Pray for Pikmin: The Sad, Short Lives of Nintendo’s Hardest-Working Little Guys

Games Features Pikmin 4
Pray for Pikmin: The Sad, Short Lives of Nintendo’s Hardest-Working Little Guys

Pikmin 4 reminds us of what has always been true: Pikmin are born tear jerkers and perfect victims. These tiny little walking flowers grind their way through lives of service to otherworldly masters who dispose of them like so much trash, cheerfully marching to oblivion to scrounge up whatever litter catches their owner’s eyes or to sacrifice themselves to the deadly plant-beast mutants that beset their prison planet. When their mercifully brief lives come to a close, their visible souls drift skyward as they let out a death moan, a moment that always ends in tears no matter how many times you see it. Despite their tiny voices and strong personalities, Pikmin are a resource and not a community, the game forces upon us; we’re encouraged to treat them as expendable, especially the common ones that can be grown with pellets, and then immediately made to feel guilty about our poor leadership whenever one dies. It’s heartless and cruel, but so are we by prioritizing our own needs over their safety and security. It’s also, intentionally or not, a grim precis of what we all have to look forward to. The Pikmin’s life is sad, short, and defined by toil, and ultimately so are ours. Shit. At least they’re really cute. 

I am not really cute. I also have never died at work—or, if I have, the afterlife is remarkably like the one that came before it—despite wishing I had before. Who hasn’t had to work through gut-wrenching stress or soul-destroying boredom, that combination of fear, worry, and weariness that is the default mode so many of us live in? We hate our jobs but are frightened of what will happen if they end. We resent having to devote so much of our lives to people and places that view us as faceless, interchangeable parts that will inevitably have to be replaced, who reserve the right to upend our entire existence for any reason whatsoever. I’ve known the grind of the Pikmin, but never really felt the cheer or grace they maintain in the face of their ultimate irrelevance. The closest was when I sold frozen yogurt to suburban kids after swim meets; at least there I could actually see firsthand people enjoying the commodity whose production was a piece of my own death.

That familiarity is why we feel for these Pikmin when they expire at our command. But there’s also a sense of relief that it’s them and not us, along with the casual sadism of despoiling creatures so adorable and pure. We sympathize with the Pikmin, but we know we’re not their equal, and take malicious joy in the rare opportunity of being an all-powerful boss with life or death control over them. It’s fun to be a god, even if only through a screen.
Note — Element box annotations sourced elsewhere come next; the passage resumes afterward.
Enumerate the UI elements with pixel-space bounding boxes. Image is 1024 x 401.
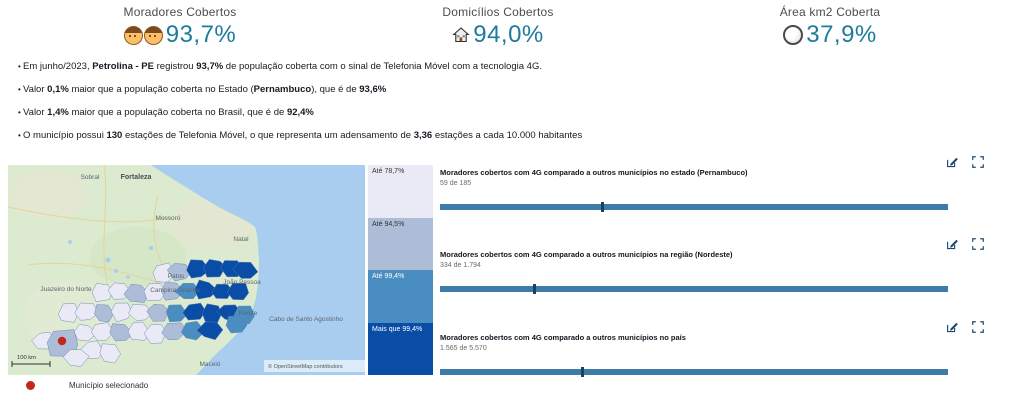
municipality-cell[interactable] [91, 283, 113, 303]
summary-bullets: Em junho/2023, Petrolina - PE registrou … [18, 61, 582, 153]
municipality-cell[interactable] [181, 320, 206, 341]
city-label: Campina Grande [150, 287, 200, 294]
choropleth-cells [31, 259, 259, 367]
bottom-legend: Município selecionado [26, 381, 148, 390]
municipality-cell[interactable] [109, 323, 134, 342]
circle-icon [783, 25, 804, 45]
rank-bar-marker [600, 202, 604, 212]
city-label: Sobral [81, 174, 100, 181]
kpi-label: Domicílios Cobertos [442, 5, 554, 19]
city-label: Juazeiro do Norte [40, 286, 92, 293]
municipality-cell[interactable] [143, 324, 167, 344]
kpi-value: 94,0% [473, 21, 544, 48]
map-scale-label: 100 km [17, 355, 36, 361]
municipality-cell[interactable] [194, 279, 219, 300]
municipality-cell[interactable] [232, 261, 259, 279]
map-legend-item: Até 78,7% [368, 165, 433, 218]
summary-bullet: Em junho/2023, Petrolina - PE registrou … [18, 61, 578, 72]
kpi-area-coberta: Área km2 Coberta 37,9% [740, 5, 920, 48]
kpi-value: 37,9% [806, 21, 877, 48]
panel-title: Moradores cobertos com 4G comparado a ou… [440, 333, 686, 342]
city-label: Fortaleza [121, 174, 152, 181]
rank-bar-marker [581, 367, 585, 377]
municipality-cell[interactable] [182, 302, 207, 321]
municipality-cell[interactable] [196, 321, 224, 341]
city-label: Patos [168, 273, 185, 280]
map-legend-item: Mais que 99,4% [368, 322, 433, 375]
summary-bullet: Valor 1,4% maior que a população coberta… [18, 107, 578, 118]
map-legend: Até 78,7% Até 94,5% Até 99,4% Mais que 99,4… [368, 165, 433, 375]
people-icon [143, 25, 163, 45]
kpi-value: 93,7% [165, 21, 237, 48]
map-legend-item: Até 94,5% [368, 217, 433, 270]
selected-municipality-marker[interactable] [57, 336, 67, 346]
bottom-legend-label: Município selecionado [69, 381, 149, 390]
city-label: Natal [233, 236, 249, 243]
municipality-cell[interactable] [166, 263, 193, 282]
municipality-cell[interactable] [161, 281, 183, 301]
municipality-cell[interactable] [110, 302, 133, 323]
panel-subtitle: 1.565 de 5.570 [440, 345, 487, 352]
kpi-label: Área km2 Coberta [779, 5, 881, 19]
municipality-cell[interactable] [203, 259, 227, 278]
rank-bar [440, 202, 948, 212]
rank-panel-pais: Moradores cobertos com 4G comparado a ou… [440, 320, 985, 382]
map-scale-bar [11, 361, 51, 367]
municipality-cell[interactable] [94, 304, 114, 323]
edit-icon[interactable] [945, 320, 959, 334]
municipality-cell[interactable] [74, 302, 100, 321]
panel-subtitle: 59 de 185 [440, 180, 472, 187]
coverage-map[interactable]: Sobral Fortaleza Mossoró Natal Patos Campina … [7, 164, 365, 375]
municipality-cell[interactable] [186, 259, 211, 279]
expand-icon[interactable] [971, 155, 985, 169]
city-label: Recife [239, 310, 258, 317]
municipality-cell[interactable] [211, 283, 233, 299]
municipality-cell[interactable] [128, 304, 153, 321]
municipality-cell[interactable] [99, 343, 121, 364]
summary-bullet: Valor 0,1% maior que a população coberta… [18, 84, 578, 95]
municipality-cell[interactable] [91, 322, 114, 341]
kpi-moradores-cobertos: Moradores Cobertos 93,7% [90, 5, 270, 48]
municipality-cell[interactable] [226, 282, 249, 301]
edit-icon[interactable] [945, 155, 959, 169]
rank-bar [440, 367, 948, 377]
people-icon [123, 25, 143, 45]
expand-icon[interactable] [971, 237, 985, 251]
rank-panel-estado: Moradores cobertos com 4G comparado a ou… [440, 155, 985, 217]
municipality-cell[interactable] [225, 315, 248, 334]
rank-panel-regiao: Moradores cobertos com 4G comparado a ou… [440, 237, 985, 299]
municipality-cell[interactable] [174, 282, 200, 299]
city-label: Maceió [200, 361, 221, 368]
municipality-cell[interactable] [62, 349, 90, 367]
city-label: Cabo de Santo Agostinho [269, 316, 343, 323]
panel-title: Moradores cobertos com 4G comparado a ou… [440, 250, 733, 259]
municipality-cell[interactable] [127, 321, 151, 341]
municipality-cell[interactable] [123, 283, 149, 303]
expand-icon[interactable] [971, 320, 985, 334]
municipality-cell[interactable] [58, 303, 79, 323]
municipality-cell[interactable] [143, 283, 167, 301]
municipality-cell[interactable] [166, 304, 188, 323]
city-label: Mossoró [156, 215, 181, 222]
edit-icon[interactable] [945, 237, 959, 251]
kpi-label: Moradores Cobertos [123, 5, 237, 19]
rank-bar-marker [533, 284, 537, 294]
summary-bullet: O município possui 130 estações de Telef… [18, 130, 582, 141]
house-icon [452, 27, 470, 43]
municipality-cell[interactable] [146, 303, 169, 322]
map-attribution: © OpenStreetMap contributors [268, 363, 343, 370]
map-legend-item: Até 99,4% [368, 270, 433, 323]
kpi-domicilios-cobertos: Domicílios Cobertos 94,0% [408, 5, 588, 48]
map-water [151, 165, 365, 375]
rank-bar [440, 284, 948, 294]
panel-title: Moradores cobertos com 4G comparado a ou… [440, 168, 748, 177]
panel-subtitle: 334 de 1.794 [440, 262, 481, 269]
city-label: João Pessoa [223, 279, 261, 286]
selected-municipality-dot [26, 381, 35, 390]
municipality-cell[interactable] [161, 322, 188, 341]
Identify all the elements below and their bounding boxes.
Through it all Pikmin seem completely unbothered by their brutal lives, ready and willing to do literally anything we ask them to. That might make them seem brave or unworried, two things we should all aspire to be, and yet we shouldn’t aspire to be Pikmin. We might have bosses, but we don’t have masters, not the way Pikmin do. We shouldn’t throw it all away because the people we work for ask us to. We need to stand up for ourselves, support our fellow workers, and let the people in control know they don’t own us, and that they can’t toss us en masse onto the back of a weird bug-vegetable hybrid, and that we won’t carry that sponge or rubber duck or plastic cocktail sword back to their spaceship . 

The Pikmin need the same. They have no work-life balance. They are work, purely and completely, with no real life to speak of. They deserve better. They deserve not to be regularly, systematically crushed under the boot of their oppressors. Despite their cheerful devotion to work, Pikmin need something that’ll keep their best interests in sight, something that will protect them even if they don’t realize they need protecting—-just like the people who make videogames, who routinely work extreme overtime for months in a row, jeopardizing their own physical, mental, and emotional health, along with their relationships, to serve uncaring overlords who view them solely as numbers on a spreadsheet. Ultimately every Pikmin game has one single, overriding message, and it’s one we should all be able to relate to: Pikmin need a goddamned union.